A stunning reimagination of Britten’s ghost opera from ENO and Regent’s Park Theatre
It is a curious story, yet one that inspired a masterwork. The novella by Henry James provided Benjamin Britten with a subject that chimed irresistibly with his own interior battles. The composer subjugated sexual longings that he knew to be unacceptable and channelled them instead through a thematic preoccupation with tales of innocence corrupted. And if The Turn of the Screw is about anything, it's that.

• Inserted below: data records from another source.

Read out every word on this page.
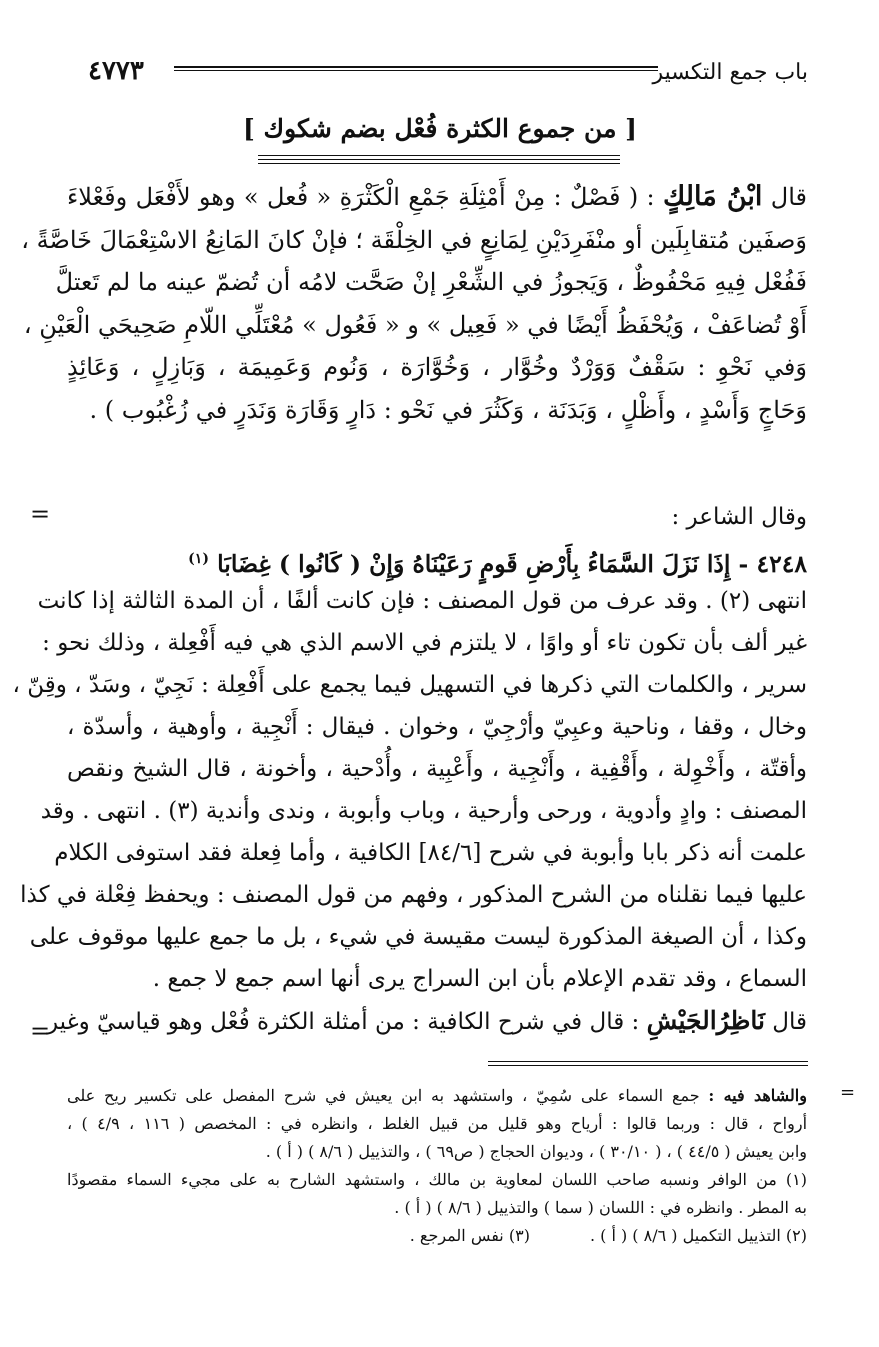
باب جمع التكسير
٤٧٧٣
[ من جموع الكثرة فُعْل بضم شكوك ]
قال ابْنُ مَالِكٍ : ( فَصْلٌ : مِنْ أَمْثِلَةِ جَمْعِ الْكَثْرَةِ « فُعل » وهو لأَفْعَل وفَعْلاءَ
وَصفَين مُتقابِلَين أو منْفَرِدَيْنِ لِمَانِعٍ في الخِلْقَة ؛ فإنْ كانَ المَانِعُ الاسْتِعْمَالَ خَاصَّةً ،
فَفُعْل فِيهِ مَحْفُوظٌ ، وَيَجوزُ في الشِّعْرِ إنْ صَحَّت لامُه أن تُضمّ عينه ما لم تَعتلَّ
أَوْ تُضاعَفْ ، وَيُحْفَظُ أَيْضًا في « فَعِيل » و « فَعُول » مُعْتَلِّي اللّامِ صَحِيحَي الْعَيْنِ ،
وَفي نَحْوِ : سَقْفٌ وَوَرْدٌ وخُوَّار ، وَخُوَّارَة ، وَنُوم وَعَمِيمَة ، وَبَازِلٍ ، وَعَائِذٍ
وَحَاجٍ وَأَسْدٍ ، وأَظْلٍ ، وَبَدَنَة ، وَكَثُرَ في نَحْو : دَارٍ وَقَارَة وَنَدَرٍ في زُغْبُوب ) .
=	وقال الشاعر :
٤٢٤٨ - إِذَا نَزَلَ السَّمَاءُ بِأَرْضِ قَومٍ رَعَيْنَاهُ وَإِنْ ( كَانُوا ) غِضَابَا $^{(١)}$
انتهى (٢) . وقد عرف من قول المصنف : فإن كانت ألفًا ، أن المدة الثالثة إذا كانت
غير ألف بأن تكون تاء أو واوًا ، لا يلتزم في الاسم الذي هي فيه أَفْعِلة ، وذلك نحو :
سرير ، والكلمات التي ذكرها في التسهيل فيما يجمع على أَفْعِلة : نَجِيّ ، وسَدّ ، وقِنّ ،
وخال ، وقفا ، وناحية وعبِيّ وأرْجِيّ ، وخوان . فيقال : أَنْجِية ، وأوهية ، وأسدّة ،
وأقتّة ، وأَخْوِلة ، وأَقْفِية ، وأَنْجِية ، وأَعْبِية ، وأُدْحية ، وأخونة ، قال الشيخ ونقص
المصنف : وادٍ وأدوية ، ورحى وأرحية ، وباب وأبوبة ، وندى وأندية (٣) . انتهى . وقد
علمت أنه ذكر بابا وأبوبة في شرح [٨٤/٦] الكافية ، وأما فِعلة فقد استوفى الكلام
عليها فيما نقلناه من الشرح المذكور ، وفهم من قول المصنف : ويحفظ فِعْلة في كذا
وكذا ، أن الصيغة المذكورة ليست مقيسة في شيء ، بل ما جمع عليها موقوف على
السماع ، وقد تقدم الإعلام بأن ابن السراج يرى أنها اسم جمع لا جمع .
قال نَاظِرُالجَيْشِ : قال في شرح الكافية : من أمثلة الكثرة فُعْل وهو قياسيّ وغير
=
=
والشاهد فيه : جمع السماء على سُمِيّ ، واستشهد به ابن يعيش في شرح المفصل على تكسير ريح على
أرواح ، قال : وربما قالوا : أرياح وهو قليل من قبيل الغلط ، وانظره في : المخصص ( ١١٦ ، ٤/٩ ) ،
وابن يعيش ( ٤٤/٥ ) ، ( ٣٠/١٠ ) ، وديوان الحجاج ( ص٦٩ ) ، والتذييل ( ٨/٦ ) ( أ ) .
(١) من الوافر ونسبه صاحب اللسان لمعاوية بن مالك ، واستشهد الشارح به على مجيء السماء مقصودًا
به المطر . وانظره في : اللسان ( سما ) والتذييل ( ٨/٦ ) ( أ ) .
(٢) التذييل التكميل ( ٨/٦ ) ( أ ) .(٣) نفس المرجع .
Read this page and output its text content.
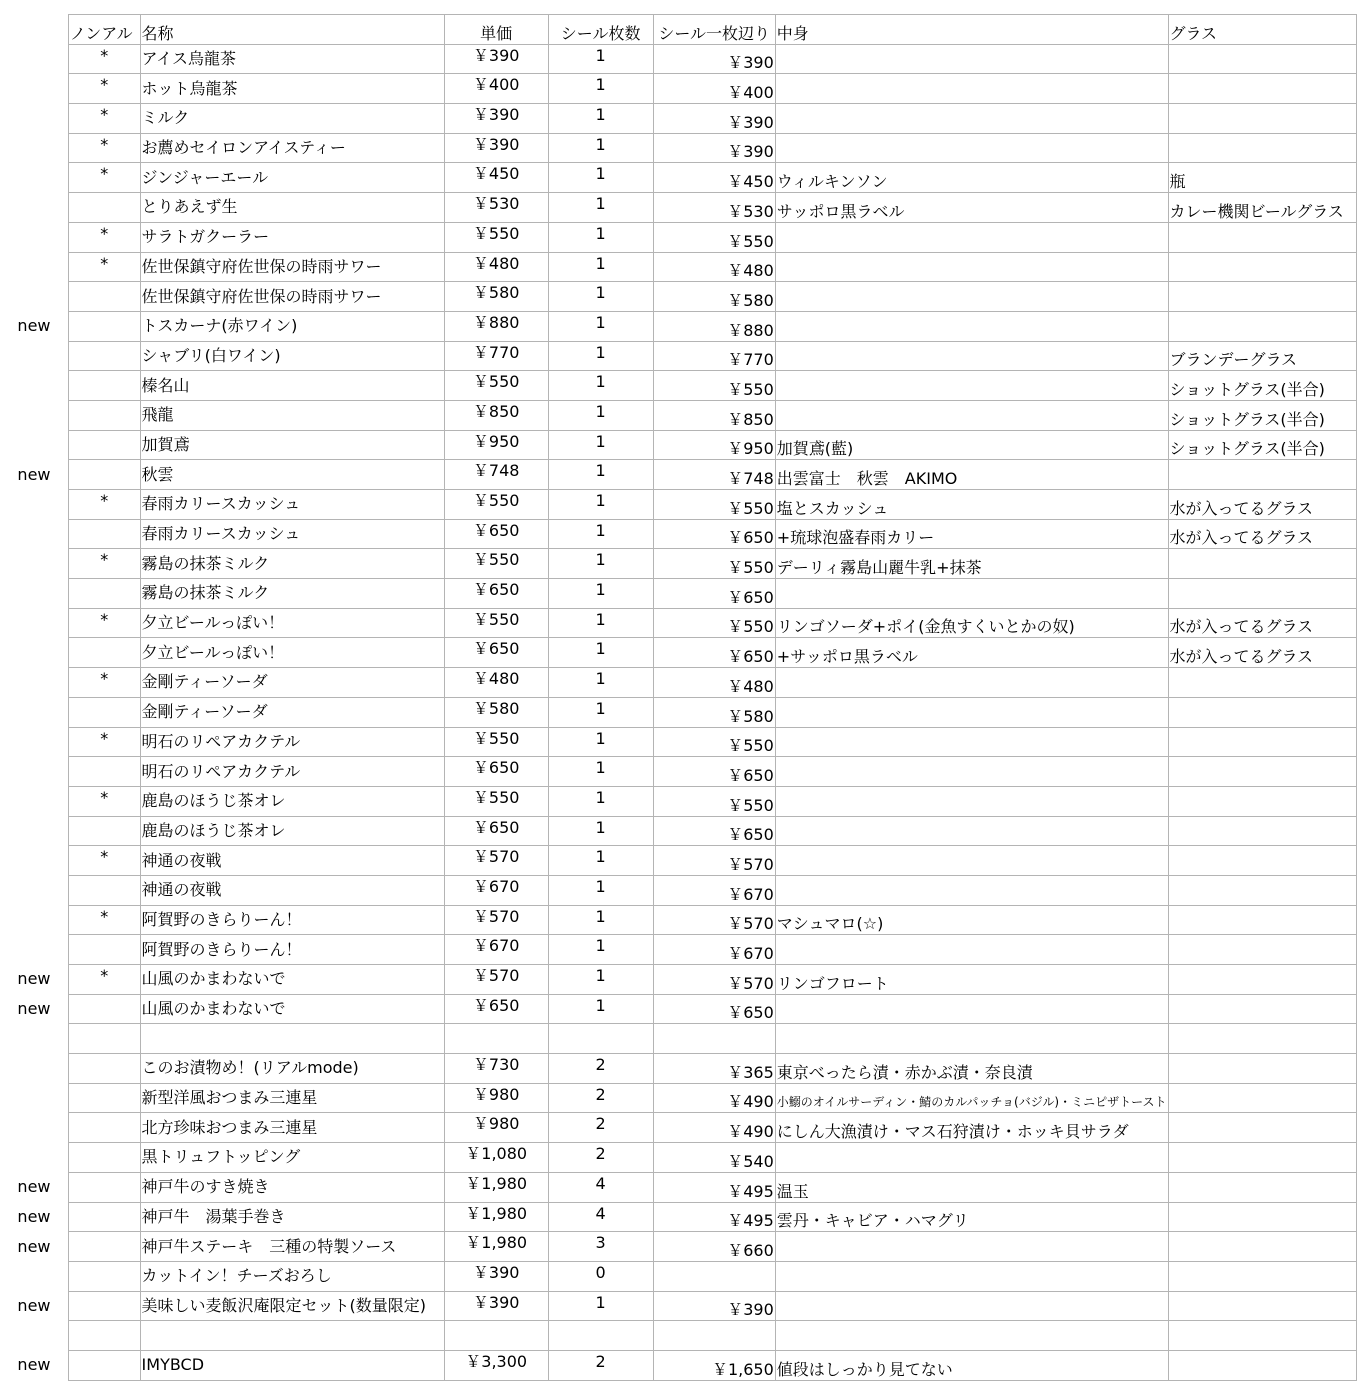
	ノンアル	名称	単価	シール枚数	シール一枚辺り	中身	グラス
	*	アイス烏龍茶	￥390	1	￥390		
	*	ホット烏龍茶	￥400	1	￥400		
	*	ミルク	￥390	1	￥390		
	*	お薦めセイロンアイスティー	￥390	1	￥390		
	*	ジンジャーエール	￥450	1	￥450	ウィルキンソン	瓶
		とりあえず生	￥530	1	￥530	サッポロ黒ラベル	カレー機関ビールグラス
	*	サラトガクーラー	￥550	1	￥550		
	*	佐世保鎮守府佐世保の時雨サワー	￥480	1	￥480		
		佐世保鎮守府佐世保の時雨サワー	￥580	1	￥580		
new		トスカーナ(赤ワイン)	￥880	1	￥880		
		シャブリ(白ワイン)	￥770	1	￥770		ブランデーグラス
		榛名山	￥550	1	￥550		ショットグラス(半合)
		飛龍	￥850	1	￥850		ショットグラス(半合)
		加賀鳶	￥950	1	￥950	加賀鳶(藍)	ショットグラス(半合)
new		秋雲	￥748	1	￥748	出雲富士　秋雲　AKIMO	
	*	春雨カリースカッシュ	￥550	1	￥550	塩とスカッシュ	水が入ってるグラス
		春雨カリースカッシュ	￥650	1	￥650	+琉球泡盛春雨カリー	水が入ってるグラス
	*	霧島の抹茶ミルク	￥550	1	￥550	デーリィ霧島山麗牛乳+抹茶	
		霧島の抹茶ミルク	￥650	1	￥650		
	*	夕立ビールっぽい！	￥550	1	￥550	リンゴソーダ+ポイ(金魚すくいとかの奴)	水が入ってるグラス
		夕立ビールっぽい！	￥650	1	￥650	+サッポロ黒ラベル	水が入ってるグラス
	*	金剛ティーソーダ	￥480	1	￥480		
		金剛ティーソーダ	￥580	1	￥580		
	*	明石のリペアカクテル	￥550	1	￥550		
		明石のリペアカクテル	￥650	1	￥650		
	*	鹿島のほうじ茶オレ	￥550	1	￥550		
		鹿島のほうじ茶オレ	￥650	1	￥650		
	*	神通の夜戦	￥570	1	￥570		
		神通の夜戦	￥670	1	￥670		
	*	阿賀野のきらりーん！	￥570	1	￥570	マシュマロ(☆)	
		阿賀野のきらりーん！	￥670	1	￥670		
new	*	山風のかまわないで	￥570	1	￥570	リンゴフロート	
new		山風のかまわないで	￥650	1	￥650		

		このお漬物め！(リアルmode)	￥730	2	￥365	東京べったら漬・赤かぶ漬・奈良漬	
		新型洋風おつまみ三連星	￥980	2	￥490	小鰯のオイルサーディン・鯖のカルパッチョ(バジル)・ミニピザトースト	
		北方珍味おつまみ三連星	￥980	2	￥490	にしん大漁漬け・マス石狩漬け・ホッキ貝サラダ	
		黒トリュフトッピング	￥1,080	2	￥540		
new		神戸牛のすき焼き	￥1,980	4	￥495	温玉	
new		神戸牛　湯葉手巻き	￥1,980	4	￥495	雲丹・キャビア・ハマグリ	
new		神戸牛ステーキ　三種の特製ソース	￥1,980	3	￥660		
		カットイン！チーズおろし	￥390	0			
new		美味しい麦飯沢庵限定セット(数量限定)	￥390	1	￥390		

new		IMYBCD	￥3,300	2	￥1,650	値段はしっかり見てない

Timothy Sheader's new staging, co-produced by English National Opera and his own Regent's Park Theatre, is revelatory. He treads a fine line in depicting the possession of two young children by their now-dead abusers, reading the understated tale as an erotic horror story and balancing shock moments with shocking imagery. His interpretation is all of a piece with Soutra Gilmour's rotting, weathered designs wherein the house at Bly is itself a ghostly shell, a ruin of rusting metal struts and beams that sits derelict among the Suffolk reedbeds and is only accessible by slatted wooden treadways.
Sheader's direction abounds in felicities. A passage-of-time interlude begins with a game of hide-and-seek and segues into a reappearance days or possibly weeks later; young Flora's call to her doll to "Go to sleep" ends as an imprecation to the meddlesome Governess; the latter caresses the ghosts in her slumbers while a heavily pregnant Miss Jessel sings "Lost in my labyrinth".
Thirteen members of the ENO Orchestra, most of them section leaders – which may help explain the so-so playing at Grange Park Opera by an identically billed band – delivered a first-night performance of scintillating precision under Toby Purser from their base in a spectral space behind the house. Of necessity in the open air they were discreetly amplified, as were the singers. That's a decision that resulted in aural oddity when singers vanished through doors yet resounded loud and clear.
William Morgan declaimed a forthright Prologue while his fellow tenor Elgan Llŷr Thomas dripped seductive melismas into the children's ears as the bewhiskered ghost of Peter Quint. These two exciting young artists are alternating their roles during the run, the former singing Quint in a strong-looking second cast.
Elin Pritchard lent a rancid lustre to Miss Jessel and Janis Kelly played the housekeeper Mrs Grose as slightly less simple than she sometimes appears. Both sopranos rang true in Britten's idiom, while a third, Anita Watson, brought extensive experience of her role to a taut, tortured account of the Governess.
It was, though, the children who astounded. Elen Willmer was a poised and protean Flora, her vocal performance secure and her briefly-glimpsed mood swings positively frightening. As for Daniel Alexander Sidhom as her brother, his versatility knew no bounds. As well as singing a perfectly weighted Miles he even played, or seemed to, the boy's vicious piano solo with all the notes correctly under his fingers. Player-piano or not, it was a stunning passage of virtuosity from one so young. How could he do all that and still stay resolutely in character? Demonic possession's my best guess.